August 23, 2023 17:35
Just before 2pm today, Engine 14 (stationed adjacent to Alberta Park on NE Killingsworth) was dispatched on a reported brush fire at an address on NE Columbia Blvd. near NE 42nd Ave. The caller initially reported a small grass and brush fire. Two minutes later, they updated dispatchers that the fire now seemed to involve the awning of a building. With that information, the Lieutenant on Engine 14 upgraded the response to a Commercial Fire, which summons a total of four engines, two trucks and two Battalion Chiefs.
On arriving in the area, Engine 14 encountered thick smoke, making it difficult to determine the specific location of the fire. It's critical to determine the best access to a building as early as possible so that apparatus are placed strategically and the closest fire hydrants can be used for water supply. In this case, the initial location given to dispatch was slightly off, so arriving crews communicated quickly to look at access from multiple directions. The next arriving engine located a driveway on another street that provided a clear path to the building, and fire operations were set up from there.
Now with a complete view of the building, crews reported heavy smoke from a one story commercial building. With the proximity of other commercial buildings, the difficult access to the location of the fire and the overall smoke conditions, a second alarm was requested four minutes after the first crew arrived. This brings more apparatus and firefighters to assist with efforts and to rotate in if the firefight goes on for a long period of time. As further units arrived, they worked diligently to access the interior of the building, performing "garage door cuts" so they could get in quickly to search for victims and extinguish the fire. While in the process of searching and initiating fire attack, a Battalion Chief arrived and assumed command of the incident.
Smoke and fire conditions rapidly deteriorated, with thick black smoke emanating from the metal roof, increasing in pressure and turbulence, and heavy fire seen inside the building. These smoke conditions are a warning sign of a possible violent fire event as well as general building instability. Relying on his decades of fire experience, the Battalion Chief in command made the decision to "go defensive", withdrawing all fire crews from inside in order to attempt extinguishment from the exterior. Special alert tones were sounded on all firefighters' radios, and soon after a formal head count was performed to ensure no firefighters were missing or injured. Thankfully all were accounted for.
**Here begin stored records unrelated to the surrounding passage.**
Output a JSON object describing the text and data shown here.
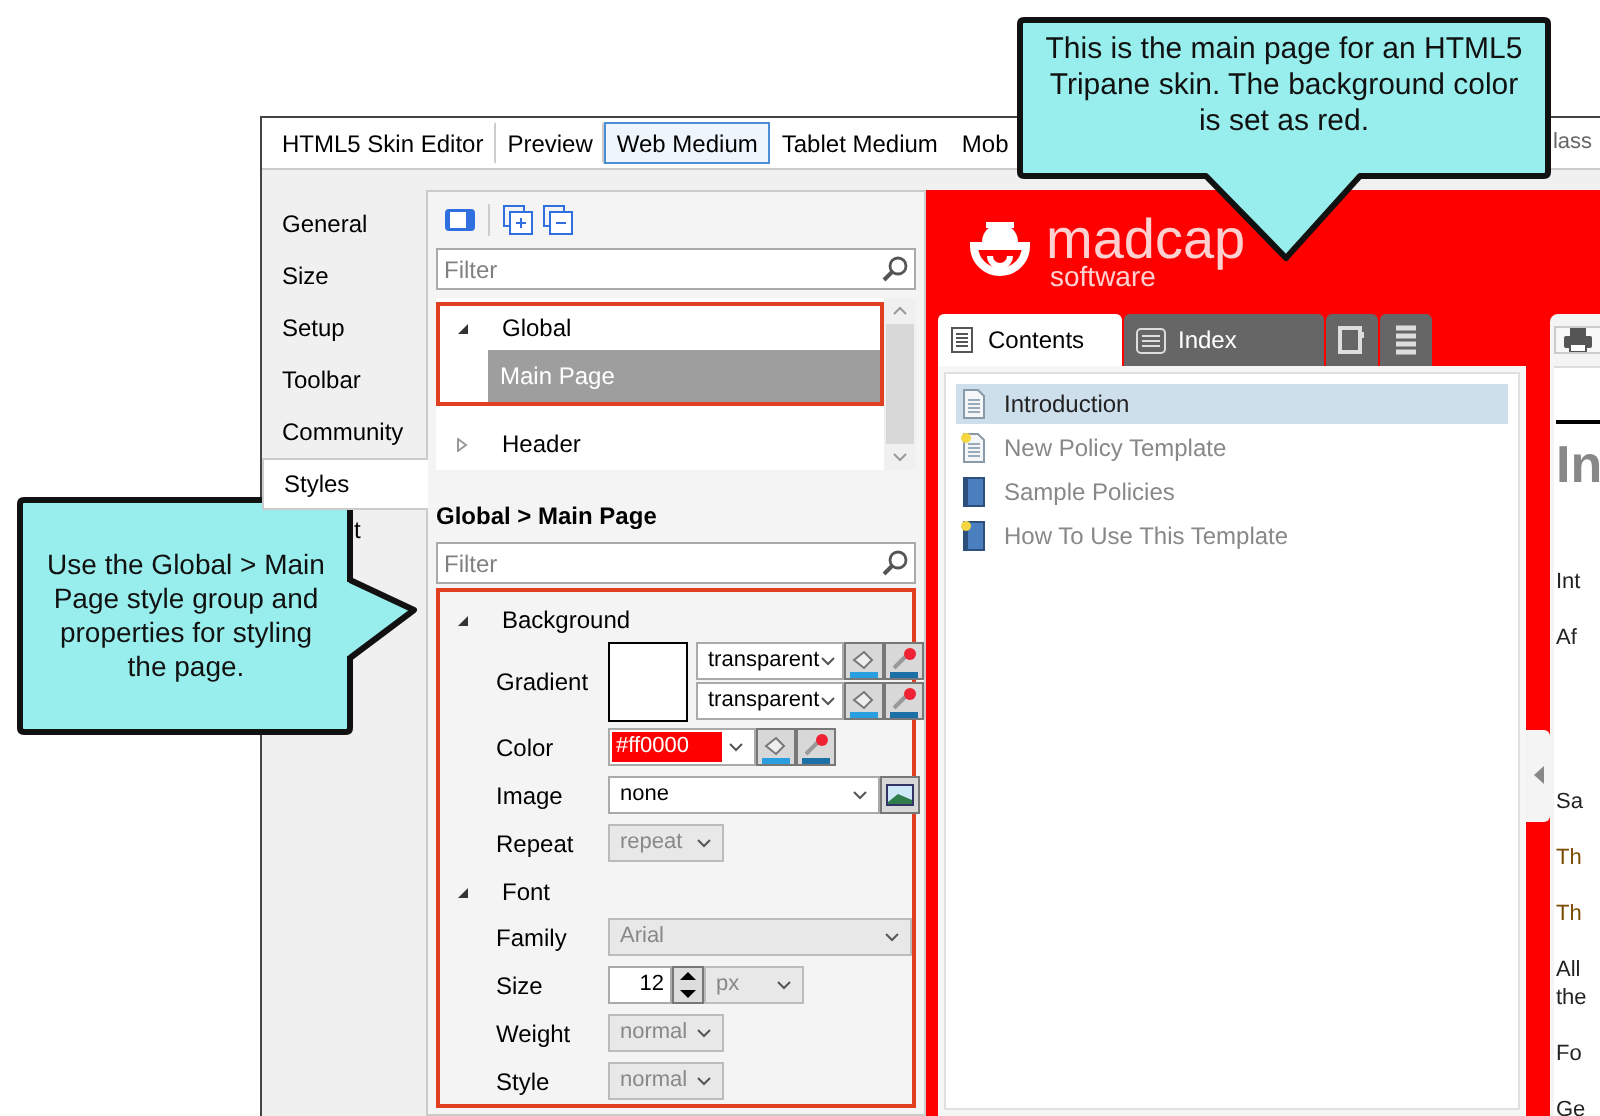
{
  "callouts": [
    {
      "text": "This is the main page for an HTML5 Tripane skin. The background color is set as red."
    },
    {
      "text": "Use the Global > Main Page style group and properties for styling the page."
    }
  ],
  "window": {
    "tabs": [
      {
        "label": "HTML5 Skin Editor",
        "selected": false
      },
      {
        "label": "Preview",
        "selected": false
      },
      {
        "label": "Web Medium",
        "selected": true
      },
      {
        "label": "Tablet Medium",
        "selected": false
      },
      {
        "label": "Mob",
        "selected": false
      }
    ],
    "tab_fragment": "lass"
  },
  "side_tabs": [
    {
      "label": "General",
      "selected": false
    },
    {
      "label": "Size",
      "selected": false
    },
    {
      "label": "Setup",
      "selected": false
    },
    {
      "label": "Toolbar",
      "selected": false
    },
    {
      "label": "Community",
      "selected": false
    },
    {
      "label": "Styles",
      "selected": true
    },
    {
      "label": "t",
      "selected": false,
      "kind": "fragment"
    }
  ],
  "styles_panel": {
    "filter": {
      "placeholder": "Filter"
    },
    "tree": [
      {
        "label": "Global",
        "expanded": true,
        "children": [
          {
            "label": "Main Page",
            "selected": true
          }
        ]
      },
      {
        "label": "Header",
        "expanded": false
      }
    ],
    "breadcrumb": "Global > Main Page",
    "properties_filter": {
      "placeholder": "Filter"
    },
    "groups": [
      {
        "label": "Background",
        "expanded": true,
        "properties": [
          {
            "kind": "gradient",
            "label": "Gradient",
            "values": [
              "transparent",
              "transparent"
            ]
          },
          {
            "kind": "color",
            "label": "Color",
            "value": "#ff0000",
            "color": "#ff0000"
          },
          {
            "kind": "image",
            "label": "Image",
            "value": "none"
          },
          {
            "kind": "select",
            "label": "Repeat",
            "value": "repeat",
            "disabled": true
          }
        ]
      },
      {
        "label": "Font",
        "expanded": true,
        "properties": [
          {
            "kind": "wide-select",
            "label": "Family",
            "value": "Arial",
            "disabled": true
          },
          {
            "kind": "number",
            "label": "Size",
            "value": "12",
            "unit": "px"
          },
          {
            "kind": "select",
            "label": "Weight",
            "value": "normal",
            "disabled": true
          },
          {
            "kind": "select",
            "label": "Style",
            "value": "normal",
            "disabled": true
          }
        ]
      }
    ]
  },
  "preview": {
    "logo": {
      "name": "madcap",
      "tagline": "software"
    },
    "tabs": [
      {
        "kind": "text",
        "label": "Contents",
        "selected": true
      },
      {
        "kind": "text",
        "label": "Index",
        "selected": false
      },
      {
        "kind": "glossary",
        "selected": false
      },
      {
        "kind": "search",
        "selected": false
      }
    ],
    "toc": [
      {
        "label": "Introduction",
        "selected": true,
        "kind": "page"
      },
      {
        "label": "New Policy Template",
        "selected": false,
        "kind": "new-page"
      },
      {
        "label": "Sample Policies",
        "selected": false,
        "kind": "book"
      },
      {
        "label": "How To Use This Template",
        "selected": false,
        "kind": "new-book"
      }
    ],
    "topic": [
      {
        "text": "In",
        "kind": "heading"
      },
      {
        "text": "Int",
        "kind": "text"
      },
      {
        "text": "Af",
        "kind": "text"
      },
      {
        "text": "Sa",
        "kind": "gap"
      },
      {
        "text": "Th",
        "kind": "brown"
      },
      {
        "text": "Th",
        "kind": "brown"
      },
      {
        "text": "All",
        "kind": "text"
      },
      {
        "text": "the",
        "kind": "tight"
      },
      {
        "text": "Fo",
        "kind": "text"
      },
      {
        "text": "Ge",
        "kind": "text"
      }
    ]
  }
}
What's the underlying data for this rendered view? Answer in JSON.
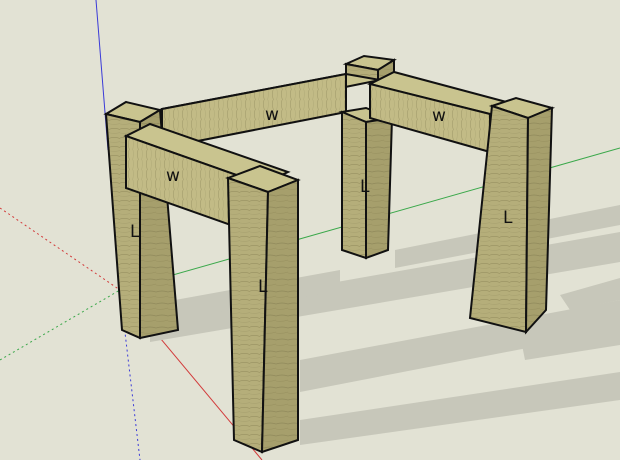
{
  "viewport": {
    "background": "#e2e2d4",
    "axis_colors": {
      "red": "#d23a3a",
      "green": "#3aa84a",
      "blue": "#3a3ad8"
    }
  },
  "model": {
    "wood_colors": {
      "face_top": "#c9c48f",
      "face_front": "#b7b07c",
      "face_side": "#a69f6c",
      "grain": "#8f885a",
      "outline": "#111111",
      "shadow": "#c8c8bb"
    },
    "labels": {
      "rail_back": "w",
      "rail_right": "w",
      "rail_front": "w",
      "leg_back_left": "L",
      "leg_back_right": "L",
      "leg_front_left": "L",
      "leg_front_right": "L"
    }
  }
}
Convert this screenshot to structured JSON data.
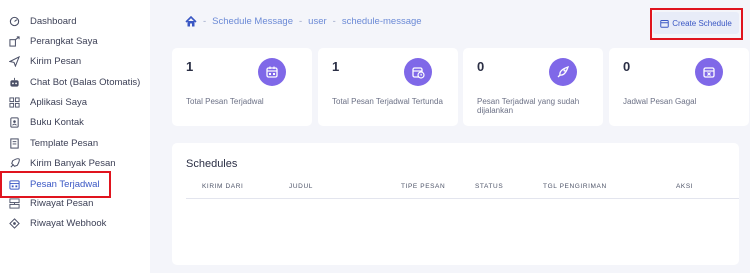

Around this time, reliable information was coming in that there were no civilians on the premises at the time of the fire. Aerial ladder trucks were raised in the air and plumbed to provide "big water" if needed. Meanwhile, other firefighters performed saw cuts into the side of the building to get water directly into the attic/ roof structures. These efforts proved successful, firefighters reentered under safer conditions and the majority of the fire was extinguished within approximately 30 minutes of the first engine arriving. Aside from vegetation and fencing, all fire was contained to the original structure. No civilians or firefighters were injured in this fire.
A total of approximately 60 firefighters responded to this fire, including a Fire Investigator who determined that the cause of this fire was electrical in nature.
PF&R would like to thank the general public for their patience and understanding of the inevitable impact to traffic on some fire incidents. In this case, crews needed to access a fire hydrant across Columbia Blvd, necessitating a full shut down of traffic in both directions. It's imperative for us to prevent vehicle-related damage to those hoses, in order to keep our firefighting efforts safe and efficient. As operations wind down, we remove those hoses and reopen traffic as soon as possible. Thank you to all who were impacted by this closure who patiently diverted their routes.